Allerdings fallen dem Beobachter unter den Indianern Südamerikas zwei scharf unterschiedene Typen auf, der eine mehr dem mongolischen, der andere mehr dem Adlerprofile der Rothhäute Nordamerikas sich nähernd, auch lassen sich parallel zu diesen Racenmerkmalen tiefgehende Unterschiede in Sprache, Sitte und Lebensweise verzeichnen, aber viel weiter sind wir bis jetzt nicht gekommen, und noch sind die vorhistorischen Zustände der amerikanischen Urvölker ein Buch mit sieben Siegeln, wenngleich die Periode, um die es sich zunächst handelt, keineswegs mit den sagenhaften Zeiten der Aegypter und Assyrer zusammenfällt, sondern, wie schon bemerkt, in verhältnißmäßig ganz neuer Epoche, im fünfzehnten Jahrhundert nach Christus, beginnt.

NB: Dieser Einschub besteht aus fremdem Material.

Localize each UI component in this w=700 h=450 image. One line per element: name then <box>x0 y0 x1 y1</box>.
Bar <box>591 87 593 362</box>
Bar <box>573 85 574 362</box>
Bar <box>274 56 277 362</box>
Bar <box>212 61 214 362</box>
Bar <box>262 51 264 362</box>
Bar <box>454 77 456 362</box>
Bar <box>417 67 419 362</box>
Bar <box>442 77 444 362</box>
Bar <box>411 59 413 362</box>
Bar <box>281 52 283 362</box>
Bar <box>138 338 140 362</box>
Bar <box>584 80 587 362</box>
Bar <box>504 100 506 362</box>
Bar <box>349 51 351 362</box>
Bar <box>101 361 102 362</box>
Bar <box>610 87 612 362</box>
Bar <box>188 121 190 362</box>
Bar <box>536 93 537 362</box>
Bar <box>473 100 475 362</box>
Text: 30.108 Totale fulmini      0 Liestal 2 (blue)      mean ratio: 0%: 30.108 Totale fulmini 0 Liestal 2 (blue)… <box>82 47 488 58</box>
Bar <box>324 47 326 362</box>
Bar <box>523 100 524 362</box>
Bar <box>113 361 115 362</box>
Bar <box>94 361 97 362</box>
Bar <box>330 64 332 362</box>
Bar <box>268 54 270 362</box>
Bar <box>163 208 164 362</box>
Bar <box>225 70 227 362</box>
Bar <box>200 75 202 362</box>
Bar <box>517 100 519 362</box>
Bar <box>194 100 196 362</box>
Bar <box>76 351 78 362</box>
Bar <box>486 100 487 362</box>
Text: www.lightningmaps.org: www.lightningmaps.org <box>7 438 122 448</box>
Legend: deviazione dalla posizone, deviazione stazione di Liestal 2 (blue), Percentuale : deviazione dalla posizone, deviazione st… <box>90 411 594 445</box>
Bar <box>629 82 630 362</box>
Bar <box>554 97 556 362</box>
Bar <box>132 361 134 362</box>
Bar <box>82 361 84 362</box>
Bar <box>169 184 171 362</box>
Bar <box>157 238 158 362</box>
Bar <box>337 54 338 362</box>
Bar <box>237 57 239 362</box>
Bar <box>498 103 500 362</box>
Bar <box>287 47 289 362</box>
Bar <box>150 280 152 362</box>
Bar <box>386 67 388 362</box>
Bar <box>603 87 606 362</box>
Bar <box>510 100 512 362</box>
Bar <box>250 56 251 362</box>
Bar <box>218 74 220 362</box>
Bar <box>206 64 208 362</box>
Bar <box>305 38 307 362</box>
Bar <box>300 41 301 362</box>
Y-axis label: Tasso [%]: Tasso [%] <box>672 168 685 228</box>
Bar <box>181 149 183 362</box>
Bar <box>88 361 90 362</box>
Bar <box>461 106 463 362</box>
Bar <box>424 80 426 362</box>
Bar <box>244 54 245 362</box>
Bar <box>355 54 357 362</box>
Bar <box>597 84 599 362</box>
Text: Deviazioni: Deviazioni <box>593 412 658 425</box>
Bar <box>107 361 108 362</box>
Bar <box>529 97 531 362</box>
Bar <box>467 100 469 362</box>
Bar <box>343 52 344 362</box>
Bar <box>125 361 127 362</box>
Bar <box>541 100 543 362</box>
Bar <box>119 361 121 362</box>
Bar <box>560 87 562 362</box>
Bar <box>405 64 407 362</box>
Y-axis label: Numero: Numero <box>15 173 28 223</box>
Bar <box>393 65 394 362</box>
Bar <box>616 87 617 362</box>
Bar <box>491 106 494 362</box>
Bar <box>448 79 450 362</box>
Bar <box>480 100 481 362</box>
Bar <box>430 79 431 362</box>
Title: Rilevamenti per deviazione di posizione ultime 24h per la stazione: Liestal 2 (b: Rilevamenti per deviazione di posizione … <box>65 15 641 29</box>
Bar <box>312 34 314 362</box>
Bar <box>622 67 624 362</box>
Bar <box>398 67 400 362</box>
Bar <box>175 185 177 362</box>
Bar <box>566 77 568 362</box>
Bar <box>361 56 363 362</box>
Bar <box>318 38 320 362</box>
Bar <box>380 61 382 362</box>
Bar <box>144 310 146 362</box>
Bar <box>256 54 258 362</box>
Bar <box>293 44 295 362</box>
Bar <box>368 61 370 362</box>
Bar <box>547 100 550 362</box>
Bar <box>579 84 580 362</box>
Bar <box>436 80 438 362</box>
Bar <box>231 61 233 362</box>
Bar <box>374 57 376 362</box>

Lassen wir jedoch den Fachgelehrten die Lösung einer so schwierigen Aufgabe, in einem solchen Chaos den richtigen Faden zu finden; uns interessiren hier vor Allem die geographischen Räthsel, das heißt jene ungeheueren Landstrecken zwischen den Zuflüssen des Amazonas, bis hinauf zu den Quellgebieten des Paraguay und Paraná, und an den Ufern des Letzteren herunter bis dahin, wo er die Region der Wälder verläßt, um in die der grasigen Steppen des Südens einzutreten. Selten nur dringt eine wissenschaftliche Expedition, sei es zur Bestimmung der Grenze mit dem Nachbarlande, sei es zur Vermessung einer Eisenbahnlinie oder zur Wegräumung von Schifffahrtshindernissen, in jene entlegenen Thäler vor, und noch hätten eigentlich unsere Kartenzeichner an vielen Orten dort nichts Anderes zu verzeichnen als ein paar dürftige, vor langen Jahren durch die Portugiesen ausgeführte Längen- und Breitenbestimmungen.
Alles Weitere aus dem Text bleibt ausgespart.